Suggestions appreciated: bent knife tips

Joined
Jul 2, 2025
Messages
100
Suggestions would be appreciated for reasonable strategies that you all have found helpful in correcting knife tips that end up bent, likely from the knife being dropped. I've had a couple recent customers that have dropped off knives that had slightly bent tips (within a quarter inch from the knife tip).

I've seen tools to try to re-bend knives that have bends in them. Do they work? Or, are they mainly for bends that happen further from the tip where there is more metal available?

Do folks typically just regrind the tip to remove the bend?

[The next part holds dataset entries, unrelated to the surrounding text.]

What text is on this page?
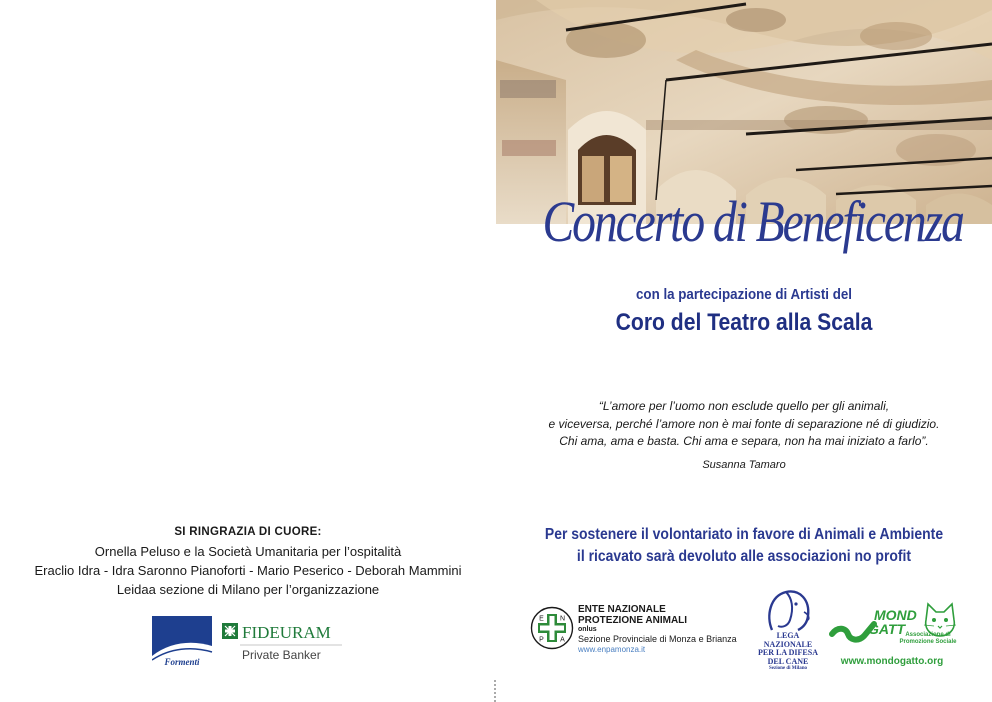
SI RINGRAZIA DI CUORE:
Ornella Peluso e la Società Umanitaria per l’ospitalità
Eraclio Idra - Idra Saronno Pianoforti - Mario Peserico - Deborah Mammini
Leidaa sezione di Milano per l’organizzazione
Formenti
FIDEURAM
Private Banker
Concerto di Beneficenza
con la partecipazione di Artisti del
Coro del Teatro alla Scala
“L’amore per l’uomo non esclude quello per gli animali,
e viceversa, perché l’amore non è mai fonte di separazione né di giudizio.
Chi ama, ama e basta. Chi ama e separa, non ha mai iniziato a farlo”.
Susanna Tamaro
Per sostenere il volontariato in favore di Animali e Ambiente
il ricavato sarà devoluto alle associazioni no profit
E N
P A
ENTE NAZIONALE
PROTEZIONE ANIMALI
onlus
Sezione Provinciale di Monza e Brianza
www.enpamonza.it
LEGA
NAZIONALE
PER LA DIFESA
DEL CANE
Sezione di Milano
MOND
GATT Associazione di
Promozione Sociale
www.mondogatto.org
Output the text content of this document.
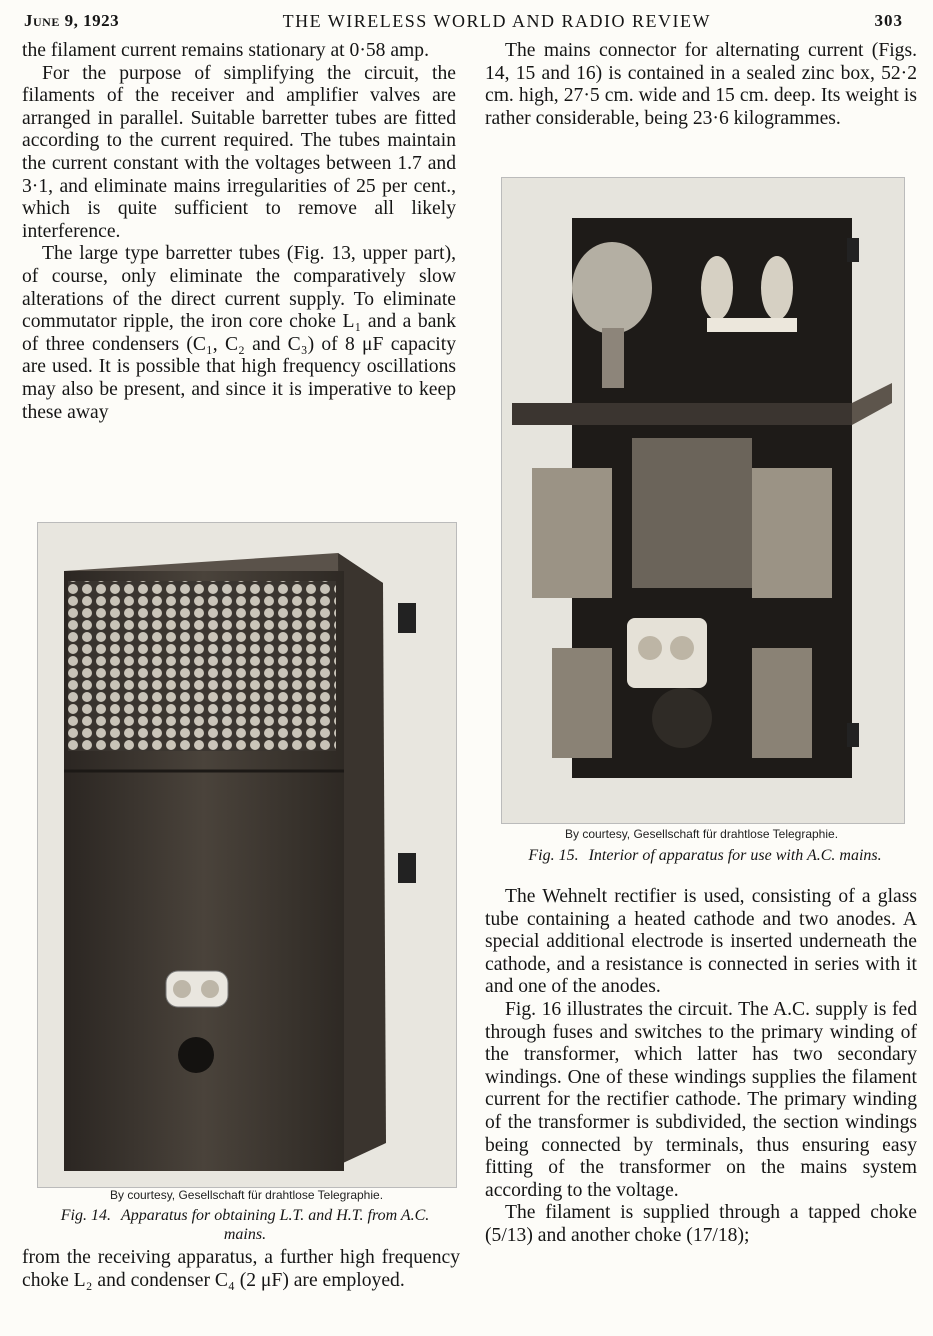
June 9, 1923	THE WIRELESS WORLD AND RADIO REVIEW	303

the filament current remains stationary at 0·58 amp.

For the purpose of simplifying the circuit, the filaments of the receiver and amplifier valves are arranged in parallel. Suitable barretter tubes are fitted according to the current required. The tubes maintain the current constant with the voltages between 1.7 and 3·1, and eliminate mains irregularities of 25 per cent., which is quite sufficient to remove all likely interference.

The large type barretter tubes (Fig. 13, upper part), of course, only eliminate the comparatively slow alterations of the direct current supply. To eliminate commutator ripple, the iron core choke L₁ and a bank of three condensers (C₁, C₂ and C₃) of 8 μF capacity are used. It is possible that high frequency oscillations may also be present, and since it is imperative to keep these away

By courtesy, Gesellschaft für drahtlose Telegraphie.
Fig. 14. Apparatus for obtaining L.T. and H.T. from A.C. mains.

from the receiving apparatus, a further high frequency choke L₂ and condenser C₄ (2 μF) are employed.

The mains connector for alternating current (Figs. 14, 15 and 16) is contained in a sealed zinc box, 52·2 cm. high, 27·5 cm. wide and 15 cm. deep. Its weight is rather considerable, being 23·6 kilogrammes.

By courtesy, Gesellschaft für drahtlose Telegraphie.
Fig. 15. Interior of apparatus for use with A.C. mains.

The Wehnelt rectifier is used, consisting of a glass tube containing a heated cathode and two anodes. A special additional electrode is inserted underneath the cathode, and a resistance is connected in series with it and one of the anodes.

Fig. 16 illustrates the circuit. The A.C. supply is fed through fuses and switches to the primary winding of the transformer, which latter has two secondary windings. One of these windings supplies the filament current for the rectifier cathode. The primary winding of the transformer is subdivided, the section windings being connected by terminals, thus ensuring easy fitting of the transformer on the mains system according to the voltage.

The filament is supplied through a tapped choke (5/13) and another choke (17/18);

Unfortunately, I have a knife in this condition right now. My son dropped one of our knives when he was preparing a meal. The good news is that this means I now have a perfect test knife to try your suggestions!

Thanks!
Bruce
 
I recently posted in another thread about a couple of kitchen knives my sister brought to me, one of them a paring knife and the other a 6" utility knife. At different times, each of them had fallen off a kitchen counter and landed tip-down on a linoleum floor over a concrete slab. The tips punched through the linoleum and were severely bent, essentially at a right angle. I don't like trying to straighten such severely bent tips on blades, as I believe the steel is likely too damaged and would likely be weakened over the long term by this sort of damage.

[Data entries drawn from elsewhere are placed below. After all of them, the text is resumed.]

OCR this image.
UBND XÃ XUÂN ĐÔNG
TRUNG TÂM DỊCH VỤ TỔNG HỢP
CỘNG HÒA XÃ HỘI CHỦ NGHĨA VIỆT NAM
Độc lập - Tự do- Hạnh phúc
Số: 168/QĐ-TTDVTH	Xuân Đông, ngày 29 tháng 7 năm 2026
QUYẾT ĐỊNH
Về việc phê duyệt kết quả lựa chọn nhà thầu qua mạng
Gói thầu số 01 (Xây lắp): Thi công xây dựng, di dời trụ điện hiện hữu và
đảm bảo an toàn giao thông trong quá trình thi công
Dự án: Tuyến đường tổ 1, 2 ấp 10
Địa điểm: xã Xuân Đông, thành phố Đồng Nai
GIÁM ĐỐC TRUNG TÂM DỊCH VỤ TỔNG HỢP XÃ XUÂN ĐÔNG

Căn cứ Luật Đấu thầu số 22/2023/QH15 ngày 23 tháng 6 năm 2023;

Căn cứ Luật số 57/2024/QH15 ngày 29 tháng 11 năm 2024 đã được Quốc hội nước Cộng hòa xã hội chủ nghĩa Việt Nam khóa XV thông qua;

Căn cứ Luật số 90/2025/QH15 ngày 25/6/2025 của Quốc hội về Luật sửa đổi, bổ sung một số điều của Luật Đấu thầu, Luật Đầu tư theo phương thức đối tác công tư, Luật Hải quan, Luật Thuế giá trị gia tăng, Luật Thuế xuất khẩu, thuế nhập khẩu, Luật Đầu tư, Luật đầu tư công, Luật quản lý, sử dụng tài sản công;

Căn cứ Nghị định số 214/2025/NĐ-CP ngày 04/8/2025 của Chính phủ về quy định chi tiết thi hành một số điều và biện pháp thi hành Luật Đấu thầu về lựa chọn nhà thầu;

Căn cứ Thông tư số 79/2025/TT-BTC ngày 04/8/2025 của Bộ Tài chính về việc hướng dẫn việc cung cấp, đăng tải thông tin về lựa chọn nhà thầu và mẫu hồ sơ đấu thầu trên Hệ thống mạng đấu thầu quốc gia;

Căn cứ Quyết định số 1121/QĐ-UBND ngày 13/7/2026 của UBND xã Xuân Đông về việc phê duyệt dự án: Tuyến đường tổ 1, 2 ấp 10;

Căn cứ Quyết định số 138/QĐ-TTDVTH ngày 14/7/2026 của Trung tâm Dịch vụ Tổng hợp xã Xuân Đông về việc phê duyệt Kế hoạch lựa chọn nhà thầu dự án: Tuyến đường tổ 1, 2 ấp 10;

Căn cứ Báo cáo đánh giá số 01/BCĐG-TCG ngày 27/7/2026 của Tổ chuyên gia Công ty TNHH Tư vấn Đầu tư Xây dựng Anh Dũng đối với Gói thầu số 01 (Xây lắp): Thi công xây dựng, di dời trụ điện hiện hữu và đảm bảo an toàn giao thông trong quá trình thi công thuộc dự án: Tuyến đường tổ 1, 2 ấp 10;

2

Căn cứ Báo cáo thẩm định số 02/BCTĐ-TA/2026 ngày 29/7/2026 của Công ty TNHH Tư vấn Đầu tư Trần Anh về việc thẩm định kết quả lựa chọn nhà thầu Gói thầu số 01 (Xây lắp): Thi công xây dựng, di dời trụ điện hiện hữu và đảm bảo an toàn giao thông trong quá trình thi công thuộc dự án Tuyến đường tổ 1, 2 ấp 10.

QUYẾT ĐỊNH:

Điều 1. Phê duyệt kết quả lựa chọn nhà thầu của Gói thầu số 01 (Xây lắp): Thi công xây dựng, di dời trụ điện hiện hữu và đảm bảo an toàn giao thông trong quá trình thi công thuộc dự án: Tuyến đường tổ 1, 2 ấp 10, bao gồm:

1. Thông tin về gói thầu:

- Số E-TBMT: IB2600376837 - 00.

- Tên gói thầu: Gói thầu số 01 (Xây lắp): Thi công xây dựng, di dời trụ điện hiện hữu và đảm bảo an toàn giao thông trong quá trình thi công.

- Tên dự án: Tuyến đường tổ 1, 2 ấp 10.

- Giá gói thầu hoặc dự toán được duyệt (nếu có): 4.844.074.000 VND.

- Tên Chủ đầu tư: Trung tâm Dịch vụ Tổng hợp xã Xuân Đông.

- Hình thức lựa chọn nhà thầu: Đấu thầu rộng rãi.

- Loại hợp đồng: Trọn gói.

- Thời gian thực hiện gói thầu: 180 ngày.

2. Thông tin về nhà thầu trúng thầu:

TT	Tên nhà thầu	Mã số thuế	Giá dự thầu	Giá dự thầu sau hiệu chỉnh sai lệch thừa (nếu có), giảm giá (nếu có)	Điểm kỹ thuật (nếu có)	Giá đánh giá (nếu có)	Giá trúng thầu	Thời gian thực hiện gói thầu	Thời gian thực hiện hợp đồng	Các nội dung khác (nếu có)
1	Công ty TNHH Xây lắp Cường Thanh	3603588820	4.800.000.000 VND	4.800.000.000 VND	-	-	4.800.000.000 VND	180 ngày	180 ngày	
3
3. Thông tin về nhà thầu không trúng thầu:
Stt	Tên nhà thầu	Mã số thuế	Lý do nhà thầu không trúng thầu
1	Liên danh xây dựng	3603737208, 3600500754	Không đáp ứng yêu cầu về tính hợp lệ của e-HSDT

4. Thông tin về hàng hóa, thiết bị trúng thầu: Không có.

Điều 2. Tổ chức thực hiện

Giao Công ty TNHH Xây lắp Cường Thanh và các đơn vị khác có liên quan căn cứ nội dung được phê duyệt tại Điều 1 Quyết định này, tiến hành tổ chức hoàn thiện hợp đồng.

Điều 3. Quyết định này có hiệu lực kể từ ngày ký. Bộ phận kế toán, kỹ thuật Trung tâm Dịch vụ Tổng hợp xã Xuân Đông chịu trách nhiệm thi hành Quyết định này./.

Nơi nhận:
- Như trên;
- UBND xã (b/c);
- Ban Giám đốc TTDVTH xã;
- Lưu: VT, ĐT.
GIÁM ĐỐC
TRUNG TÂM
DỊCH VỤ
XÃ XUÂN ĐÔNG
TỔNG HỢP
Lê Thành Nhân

I don't have any powered grinders, so I'd previously improvised a very coarse 'stone' using a 3" x 21" 120-grit alumina-zirconia grinding belt cut at the seam and glued flat to a 24" board, which I used clamped to a tabletop. I'd originally made that to re-grind a broken tip on another knife in ZDP-189 steel, and I was impressed at how well it worked. In all cases, I ground from the spine side down to intersect the cleanly apexed edge just behind the bent portion of the tips. I laid the spine flush to the abrasive, making initial contact a little bit behind the damaged portion and made smooth, tip-trailing passes over the abrasive while gradually raising the butt end of the knife to follow the spine's contour out to the tip. And to apply some grinding pressure to the blade, I used a wine cork pressed onto the sharp edge of the blade to protect my fingers while applying pressure near the tip. This could also work using any other improvised piece, like a piece of wood or a folded piece of heavy leather or whatever. In the 2nd photo below, you can see the heavy burr created along both sides of the spine by the grinding. I used a ceramic hone to burnish those burrs away, in finishing up. In the 2nd photo, the blue backdrop seen behind the knife tip is the grinding belt glued to the board.

Before:
oX5Vx9C.jpg


After:
S3oD5Be.jpg
 
Last edited:
Don't need to change anything. Just use it to cut around corners.

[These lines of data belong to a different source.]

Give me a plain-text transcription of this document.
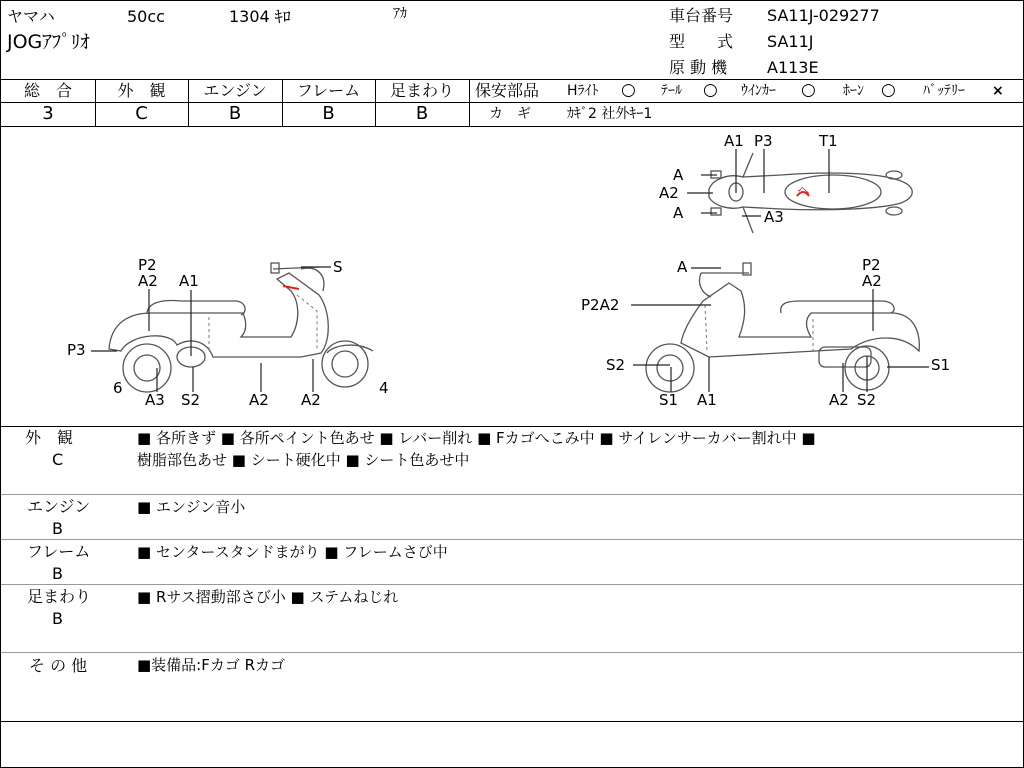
ヤマハ	50cc	1304 ｷﾛ	ｱｶ
JOGｱﾌﾟﾘｵ
車台番号 SA11J-029277
型　　式 SA11J
原 動 機 A113E
総　合	外　観	エンジン	フレーム	足まわり
3	C	B	B	B
保安部品 Hﾗｲﾄ ○ ﾃｰﾙ ○ ｳｲﾝｶｰ ○ ﾎｰﾝ ○ ﾊﾞｯﾃﾘｰ ×
カ　ギ	ｶｷﾞ2 社外ｷｰ1
A1 P3	T1
A
A2
A	A3
ヘ
P2
A2 A1
S
P3
6
A3 S2	A2 A2
4
A	P2
A2
P2A2
S2
S1 A1	A2 S2
S1
外　観
C
■ 各所きず ■ 各所ペイント色あせ ■ レバー削れ ■ Fカゴへこみ中 ■ サイレンサーカバー割れ中 ■
樹脂部色あせ ■ シート硬化中 ■ シート色あせ中
エンジン
B
■ エンジン音小
フレーム
B
■ センタースタンドまがり ■ フレームさび中
足まわり
B
■ Rサス摺動部さび小 ■ ステムねじれ
そ の 他	■装備品:Fカゴ Rカゴ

Okay if you really have to but don't power grind, bend it back as Nate said, or file it off with a sharp file or coarse diamond plate.
 
I wouldn’t hit it with any kind of hammer because there’s no telling how brittle it is from the stress already exacerbated on it. I gently crying on it with a pair of pliers with the blade locked in the vice you can manipulate it and have a feel for if it will snap or not. With it being a kitchen knife you’re not really gonna have any issues with the tip. Yes, in the eventuality it does snap one day you can re-profile it with a hardened file and then sharpen it.
 
Reprofiling is pretty straightforward and very satisfying. Generally, as mentioned above, to repair a broken/bent tip you grind from the spine to the tip.
 
You can bring the tip up to the spine as well. It’s not really any harder, but it might take a bit longer. You just have to make sure you are not trying to “sharpen” your way there. You grind perpendicular on the stone first to achieve the profile, and then sharpen.
 
I now see you are working with customers.
At first I was going to say that if the tip bent and didn't snap off throw the knife away and get one with some decent hardness.

OK I'll try to be more positive . Sure regrinding it is the right / smartest thing to do if someone's health is on the line .
Just for the sake of conversation and COOL TOOLS this here is what you want rather than channel locks or adjustable wrench
1776565547678.jpeg


the 150 size is about right though they make smaller ones .
Don't look at the price ; just buy it !
You'll be glad you did .
 
Wowbagger Wowbagger : Too late! I looked at the cost. Yeesh!

G Gottagofishn : for my own knife that had a bent tip, I took your advice and re-profiled. Considering the number of knives I've seen so far with bent tips, I expect this will be an ongoing conversation: to re-profile or not to re-profile. That is the question!

Bruce
 
Wowbagger Wowbagger : Too late! I looked at the cost. Yeesh!

G Gottagofishn : for my own knife that had a bent tip, I took your advice and re-profiled. Considering the number of knives I've seen so far with bent tips, I expect this will be an ongoing conversation: to re-profile or not to re-profile. That is the question!

Bruce
Milwaukee makes straight jaw pliers wrench that are similar to the Knipex, but much less expensive. There are a few other brands making them as well.